2. From the idea to the finished product, how long did it take for you to make this film?
I worked on various parts of it over 6 months not fully knowing it was going to become a short film. First, I was just experimenting with the 3D mask in a 3D software and warping it and twisting it. After that came green-screen and compositing video footage within a digital collage-like space. Then it finally clicked to mix it all together. The primary film production took about two weeks, followed by composing the music and sound, but I would say the work was floating around in my head for a long time waiting to come together.
3. How would you describe your film in two words!?
4. What was the biggest obstacle you faced in completing this film?
Probably sound and music. I don't really consider myself a sound artist or musician so knowing that I was going to need to add sound to the film was intimidating. I pushed it off until basically the end. So it's quite exciting to be the winner of Best Sound and Music. I knew I wanted to use a lot of synth. I wanted to create a sense of nostalgia. It's very 80s and 90s.
5. What were your initial reactions when watching the audience talking about your film in the feedback video?

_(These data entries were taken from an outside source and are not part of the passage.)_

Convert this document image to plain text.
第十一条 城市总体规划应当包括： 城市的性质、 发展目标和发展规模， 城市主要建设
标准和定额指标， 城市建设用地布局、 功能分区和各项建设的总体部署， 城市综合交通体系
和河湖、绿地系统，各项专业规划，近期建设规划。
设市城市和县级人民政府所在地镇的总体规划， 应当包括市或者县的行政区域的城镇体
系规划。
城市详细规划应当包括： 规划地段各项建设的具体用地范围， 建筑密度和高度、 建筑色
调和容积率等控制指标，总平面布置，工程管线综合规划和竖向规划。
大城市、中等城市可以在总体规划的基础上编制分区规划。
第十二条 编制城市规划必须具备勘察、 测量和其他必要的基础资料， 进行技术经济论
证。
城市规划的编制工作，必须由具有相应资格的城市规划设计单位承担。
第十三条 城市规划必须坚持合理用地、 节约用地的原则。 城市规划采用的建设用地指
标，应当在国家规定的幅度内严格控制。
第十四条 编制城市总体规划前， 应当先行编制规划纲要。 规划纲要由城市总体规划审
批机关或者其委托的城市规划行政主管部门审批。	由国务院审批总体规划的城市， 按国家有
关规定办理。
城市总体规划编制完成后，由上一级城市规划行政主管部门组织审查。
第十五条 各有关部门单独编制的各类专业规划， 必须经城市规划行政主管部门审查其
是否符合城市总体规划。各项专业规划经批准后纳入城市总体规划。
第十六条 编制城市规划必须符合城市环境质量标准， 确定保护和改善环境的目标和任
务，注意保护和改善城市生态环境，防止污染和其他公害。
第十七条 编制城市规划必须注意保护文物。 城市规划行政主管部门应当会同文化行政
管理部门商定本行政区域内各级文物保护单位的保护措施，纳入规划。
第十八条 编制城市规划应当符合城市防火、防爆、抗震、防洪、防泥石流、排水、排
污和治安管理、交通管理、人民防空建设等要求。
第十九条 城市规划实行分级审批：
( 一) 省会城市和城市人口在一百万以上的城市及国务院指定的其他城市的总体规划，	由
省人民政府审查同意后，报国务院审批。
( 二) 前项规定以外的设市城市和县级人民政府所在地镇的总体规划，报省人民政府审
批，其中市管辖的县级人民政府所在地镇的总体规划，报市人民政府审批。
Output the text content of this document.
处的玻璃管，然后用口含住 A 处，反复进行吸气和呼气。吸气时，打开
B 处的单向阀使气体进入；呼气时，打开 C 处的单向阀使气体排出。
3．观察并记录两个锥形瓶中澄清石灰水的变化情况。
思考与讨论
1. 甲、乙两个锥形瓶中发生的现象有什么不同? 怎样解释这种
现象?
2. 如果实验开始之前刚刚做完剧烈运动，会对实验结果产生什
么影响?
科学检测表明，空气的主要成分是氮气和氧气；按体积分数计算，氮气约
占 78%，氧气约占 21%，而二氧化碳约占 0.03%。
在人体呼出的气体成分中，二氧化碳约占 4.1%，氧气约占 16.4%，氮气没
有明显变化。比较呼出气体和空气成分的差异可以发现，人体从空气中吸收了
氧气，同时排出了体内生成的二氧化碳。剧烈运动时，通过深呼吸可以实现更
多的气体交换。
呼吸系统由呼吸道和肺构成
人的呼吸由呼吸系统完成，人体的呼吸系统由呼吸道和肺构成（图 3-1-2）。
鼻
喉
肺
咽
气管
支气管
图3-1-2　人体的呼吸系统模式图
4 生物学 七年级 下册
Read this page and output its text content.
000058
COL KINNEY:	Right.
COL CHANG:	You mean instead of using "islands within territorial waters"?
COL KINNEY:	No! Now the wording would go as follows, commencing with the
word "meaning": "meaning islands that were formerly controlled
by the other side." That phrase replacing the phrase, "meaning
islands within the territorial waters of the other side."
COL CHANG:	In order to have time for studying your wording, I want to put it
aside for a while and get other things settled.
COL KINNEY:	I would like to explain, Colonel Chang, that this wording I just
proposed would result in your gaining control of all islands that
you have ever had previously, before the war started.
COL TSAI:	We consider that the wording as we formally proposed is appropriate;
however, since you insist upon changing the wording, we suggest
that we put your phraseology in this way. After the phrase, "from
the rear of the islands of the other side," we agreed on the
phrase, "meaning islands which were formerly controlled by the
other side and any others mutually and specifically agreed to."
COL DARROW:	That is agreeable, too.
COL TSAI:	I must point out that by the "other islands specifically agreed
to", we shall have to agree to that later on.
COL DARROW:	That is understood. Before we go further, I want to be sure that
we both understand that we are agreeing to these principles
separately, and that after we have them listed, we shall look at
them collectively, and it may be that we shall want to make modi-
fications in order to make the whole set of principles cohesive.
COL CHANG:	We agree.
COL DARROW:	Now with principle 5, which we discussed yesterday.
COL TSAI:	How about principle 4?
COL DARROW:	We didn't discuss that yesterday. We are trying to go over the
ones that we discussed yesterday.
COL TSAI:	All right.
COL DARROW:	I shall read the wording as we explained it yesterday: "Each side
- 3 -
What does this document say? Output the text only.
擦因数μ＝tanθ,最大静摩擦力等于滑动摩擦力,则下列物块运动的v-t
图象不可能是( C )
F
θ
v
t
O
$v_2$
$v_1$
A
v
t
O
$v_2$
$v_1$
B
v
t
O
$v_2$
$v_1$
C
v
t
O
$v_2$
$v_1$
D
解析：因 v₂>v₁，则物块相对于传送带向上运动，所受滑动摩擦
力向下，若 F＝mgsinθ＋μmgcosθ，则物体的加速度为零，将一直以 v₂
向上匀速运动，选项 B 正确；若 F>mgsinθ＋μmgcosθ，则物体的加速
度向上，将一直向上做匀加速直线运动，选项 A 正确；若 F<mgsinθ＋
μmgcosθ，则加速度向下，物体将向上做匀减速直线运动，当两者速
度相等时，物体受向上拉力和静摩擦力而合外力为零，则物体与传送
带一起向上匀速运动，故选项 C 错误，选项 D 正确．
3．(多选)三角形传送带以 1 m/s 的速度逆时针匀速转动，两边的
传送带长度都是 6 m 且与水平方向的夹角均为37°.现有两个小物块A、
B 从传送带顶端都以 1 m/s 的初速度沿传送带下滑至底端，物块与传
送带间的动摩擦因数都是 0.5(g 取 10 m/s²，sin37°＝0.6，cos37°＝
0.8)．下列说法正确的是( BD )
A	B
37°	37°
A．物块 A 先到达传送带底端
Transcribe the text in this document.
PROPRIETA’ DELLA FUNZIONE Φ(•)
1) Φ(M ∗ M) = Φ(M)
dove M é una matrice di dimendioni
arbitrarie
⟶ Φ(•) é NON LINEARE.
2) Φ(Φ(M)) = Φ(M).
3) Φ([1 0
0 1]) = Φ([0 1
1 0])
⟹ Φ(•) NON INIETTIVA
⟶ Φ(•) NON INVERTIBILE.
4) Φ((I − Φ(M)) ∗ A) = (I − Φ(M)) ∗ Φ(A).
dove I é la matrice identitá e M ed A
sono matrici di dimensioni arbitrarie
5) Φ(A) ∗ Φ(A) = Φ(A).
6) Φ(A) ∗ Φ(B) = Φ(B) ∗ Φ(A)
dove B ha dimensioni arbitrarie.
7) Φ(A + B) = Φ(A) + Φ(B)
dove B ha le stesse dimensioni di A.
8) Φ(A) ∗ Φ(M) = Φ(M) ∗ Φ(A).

It was great, it really made me smile. I don't think I've ever received anything like that before, so it's quite unique.
6. When did you realize that you wanted to make films?
I've been interested in the arts all my life. I studied filmmaking for my undergrad and then became more interested in animation. Later I moved to New York and studied digital art and animation in grad school. I would say animation, not filmmaking, is my art practice. But combining animation and video really excites me. I think the filmmaking industry is currently in a hybrid space of video and animation.
7. What film have you seen the most in your life?
Probably Alien by Ridley Scott
8. You submitted to the festival via FilmFreeway. How has your experiences been working on the festival platform site?
FilmFreeway was quite easy.
9. What is next for you? A new film?
I have new films currently in pre-production and production phases. I've just finished an artist residency where I was able to animate a lot. I'm feeling good about that.